Opening: Monday, 7 April at 7 p.m.
Introduction: Melanie Ender and Julian Tapprich
sponsored by: bka – Sektion VI/ Kultur, MA7-Kultur, Cyberlab
In the exhibition Don’t touch the vanishing point, five artists are showing photo and video works containing invented pictorial landscapes that guide our perception in a new direction. Their engagement with language, text, text images and picture information plays a major role here. In their works which are sited between reality and fiction, the artists (self)confidently employ fractured dialogues and linguistic constructions, user manuals, codes and picture errors without creating dramaturgical high points. A foreign world opens up that initially appears to have a high degree of inaccessibility – we encounter shadow-like beach-goers, the eroding Großglockner mountain or cryptic text-image landscapes. These are worlds where other laws and signs hold sway but they open up to us via their inherent poetic associations.
Julie Gufler was born in 1983 in Copenhagen and lives there and in Hamburg. The artist and writer also works in the visual arts genre, examining the potential of text and language of that context as well as producing images that can arise from her texts. She is showing the video works Eine Ökonomie des Gesichts and There is a Tension in This Connecting String, for which she animated text material. It forms patterns that become a picture. In the video Eine Ökonomie des Gesichts the individual animated words come into being slowly, the sentences form in the opposite direction to the normal top to bottom. They entangle and thus cannot longer be read by the viewer. The content is irritating – instructions about how to fold an origami crane from a face – engaging with the portrait genre, a further area which the artist is concerned.
Annja Krautgasser, was born in 1971 in Hall in Tyrol and lives and works in Vienna. She is presenting two video works. Zandvoort was made on the North Sea coast of the Netherlands. Here an unmoving camera is pointed at the beach landscape in which little “stories” happen. Pin-sized, shadowy protagonists move in different rhythms along the beach. They appear only to disappear again. It remains uncertain as to what is real and what fictitious. The 13 minute video shows the events of a day in time lapse but it nevertheless conveys a feeling of calm that borders on the meditative. In contrast, the original (natural) sounds were not reworked in post-production. As in Zandvoort, the video Prelude deals with space. Here, too, people are viewed from a distance – in this case they are out for a walk.
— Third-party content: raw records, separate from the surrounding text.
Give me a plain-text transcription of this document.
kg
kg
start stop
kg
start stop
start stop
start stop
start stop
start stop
Space here is abstract, something that only comes into being because of the people moving through it.
Simona Obholzer, born in 1982 in Tyrol, lives and works in Vienna. Her silent, approx. five-minute video work, 6:00-8:00, – the title refers to the time of day during which it was shot – shows how waves behave within the limits of a swimming pool. Various shots examine the inter-relationship of water, movement and technology. Because of the framing and the absence of bathers, the images created become abstract at times. The rhythmic movements of the water rise and fall, go forwards and backwards like breathing. The concrete nature of the swimming pool architecture is always present in the image and contrasts with the effect of the movement which can be described as meditative and sensual. The work opens up associations, expectations and questions especially in relation to that which is a suggested absence, like the sound and without proposing an answer.
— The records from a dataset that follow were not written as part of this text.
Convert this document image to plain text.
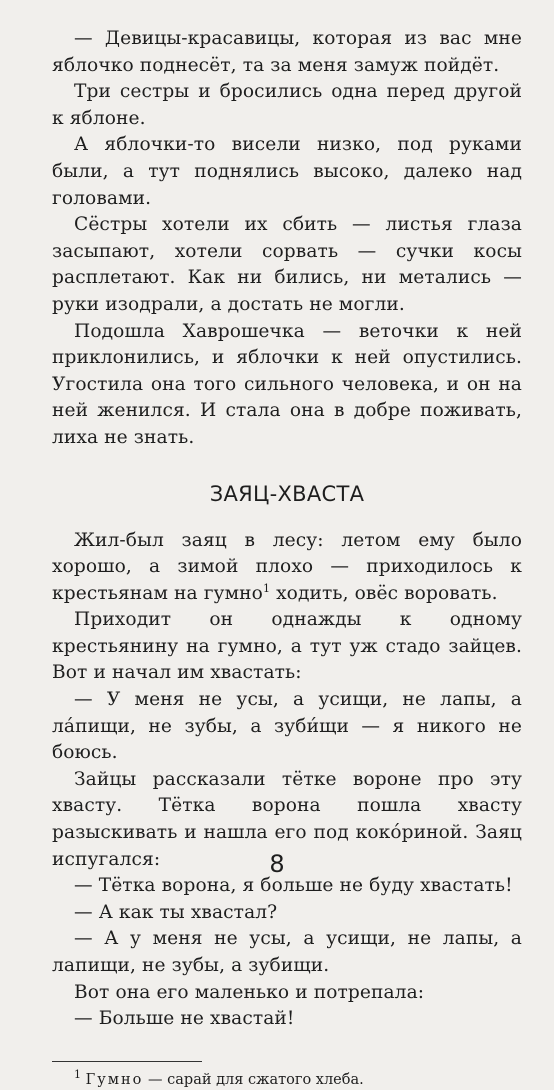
— Девицы-красавицы, которая из вас мне яблочко поднесёт, та за меня замуж пойдёт.

Три сестры и бросились одна перед другой к яблоне.

А яблочки-то висели низко, под руками были, а тут поднялись высоко, далеко над головами.

Сёстры хотели их сбить — листья глаза засыпают, хотели сорвать — сучки косы расплетают. Как ни бились, ни метались — руки изодрали, а достать не могли.

Подошла Хаврошечка — веточки к ней приклонились, и яблочки к ней опустились. Угостила она того сильного человека, и он на ней женился. И стала она в добре поживать, лиха не знать.

ЗАЯЦ-ХВАСТА

Жил-был заяц в лесу: летом ему было хорошо, а зимой плохо — приходилось к крестьянам на гумно$^1$ ходить, овёс воровать.

Приходит он однажды к одному крестьянину на гумно, а тут уж стадо зайцев. Вот и начал им хвастать:

— У меня не усы, а усищи, не лапы, а ла́пищи, не зубы, а зуби́щи — я никого не боюсь.

Зайцы рассказали тётке вороне про эту хвасту. Тётка ворона пошла хвасту разыскивать и нашла его под кокóриной. Заяц испугался:

— Тётка ворона, я больше не буду хвастать!

— А как ты хвастал?

— А у меня не усы, а усищи, не лапы, а лапищи, не зубы, а зубищи.

Вот она его маленько и потрепала:

— Больше не хвастай!

$^1$ Гумно — сарай для сжатого хлеба.

8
Almut Rink, was born in 1971 in Erfurt/Germany and lives in Vienna. For the FOTOGALERIE WIEN exhibition she will be making an installation developed out of the video work Reverse Engineering. For the video she set out on an “expedition” through computer landscapes using 3D software. Starting out from the cocooning strategy that the screen journey includes, Rink alludes to, and transforms, the screen language of a landscape rendering programme. The language and structural content is dissected – nature as a mental space and a projection. In this “tutorial” the parameters of this digital nature-space are examined. The text material of a 3D user handbook, a psychology of migration and her own commentary interlock making a continuous first-person narrative. In the end the landscape/identity which has just been generated begins to erode.
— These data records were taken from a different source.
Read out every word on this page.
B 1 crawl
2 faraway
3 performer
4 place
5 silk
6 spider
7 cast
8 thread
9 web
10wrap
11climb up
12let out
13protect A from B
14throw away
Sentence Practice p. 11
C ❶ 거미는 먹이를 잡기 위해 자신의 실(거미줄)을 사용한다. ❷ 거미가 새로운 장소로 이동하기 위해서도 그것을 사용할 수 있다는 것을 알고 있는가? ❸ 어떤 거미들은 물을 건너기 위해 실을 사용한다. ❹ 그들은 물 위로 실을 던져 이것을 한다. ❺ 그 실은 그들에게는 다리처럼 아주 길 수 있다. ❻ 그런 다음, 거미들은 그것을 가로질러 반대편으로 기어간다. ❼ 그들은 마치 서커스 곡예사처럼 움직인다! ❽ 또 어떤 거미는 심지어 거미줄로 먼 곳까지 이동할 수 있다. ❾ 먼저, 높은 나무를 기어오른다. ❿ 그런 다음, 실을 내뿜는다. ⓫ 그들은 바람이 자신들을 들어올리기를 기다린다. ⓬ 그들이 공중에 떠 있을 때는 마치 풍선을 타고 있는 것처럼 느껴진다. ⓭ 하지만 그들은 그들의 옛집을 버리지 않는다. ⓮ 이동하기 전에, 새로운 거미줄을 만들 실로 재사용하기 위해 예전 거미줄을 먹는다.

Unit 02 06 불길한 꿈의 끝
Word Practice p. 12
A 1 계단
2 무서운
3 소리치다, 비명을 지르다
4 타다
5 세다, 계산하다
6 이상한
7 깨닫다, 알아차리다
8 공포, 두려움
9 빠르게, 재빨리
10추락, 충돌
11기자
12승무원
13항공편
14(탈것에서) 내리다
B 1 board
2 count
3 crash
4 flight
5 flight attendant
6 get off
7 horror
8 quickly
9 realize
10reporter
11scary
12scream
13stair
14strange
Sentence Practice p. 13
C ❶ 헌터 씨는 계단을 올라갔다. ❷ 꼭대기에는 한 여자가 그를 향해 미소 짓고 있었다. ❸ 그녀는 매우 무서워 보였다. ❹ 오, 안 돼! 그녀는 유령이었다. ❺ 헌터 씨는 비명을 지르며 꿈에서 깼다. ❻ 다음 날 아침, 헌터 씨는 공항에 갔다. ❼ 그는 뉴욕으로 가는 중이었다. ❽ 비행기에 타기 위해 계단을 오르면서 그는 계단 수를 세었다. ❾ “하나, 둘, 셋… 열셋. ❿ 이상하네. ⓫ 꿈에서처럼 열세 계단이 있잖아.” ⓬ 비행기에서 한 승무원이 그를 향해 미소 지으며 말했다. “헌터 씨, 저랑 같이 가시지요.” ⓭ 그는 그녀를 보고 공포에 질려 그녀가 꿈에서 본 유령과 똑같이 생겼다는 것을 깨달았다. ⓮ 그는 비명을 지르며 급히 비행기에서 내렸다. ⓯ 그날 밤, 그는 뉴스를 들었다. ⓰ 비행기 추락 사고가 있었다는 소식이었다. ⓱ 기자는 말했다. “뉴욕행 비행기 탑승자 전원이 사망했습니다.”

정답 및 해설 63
Patrizia Wiesner-Ledermann was born in 1981 and lives in Vienna. She is showing photo works from the series Words may change your image (2008) and Your image is a code (2009) in which she examines the relationship of the perception of images and writing. Landscape photographs are covered in texts. These consist of the digital text code of the photo concerned. She is engaging here with the fact that although a picture can be described, it cannot be adequately translated into concepts. This is why the ways of seeing pictures and the experience of them as concepts are always depicted as a visual opposition. When the code of the photograph becomes a visible component of the depicted landscape, then text and image encounter one another in a single field. This leads to a change of perception because the pictorial motif is covered to a large extent by text and the decipherment of the code gets lost in the details of the image.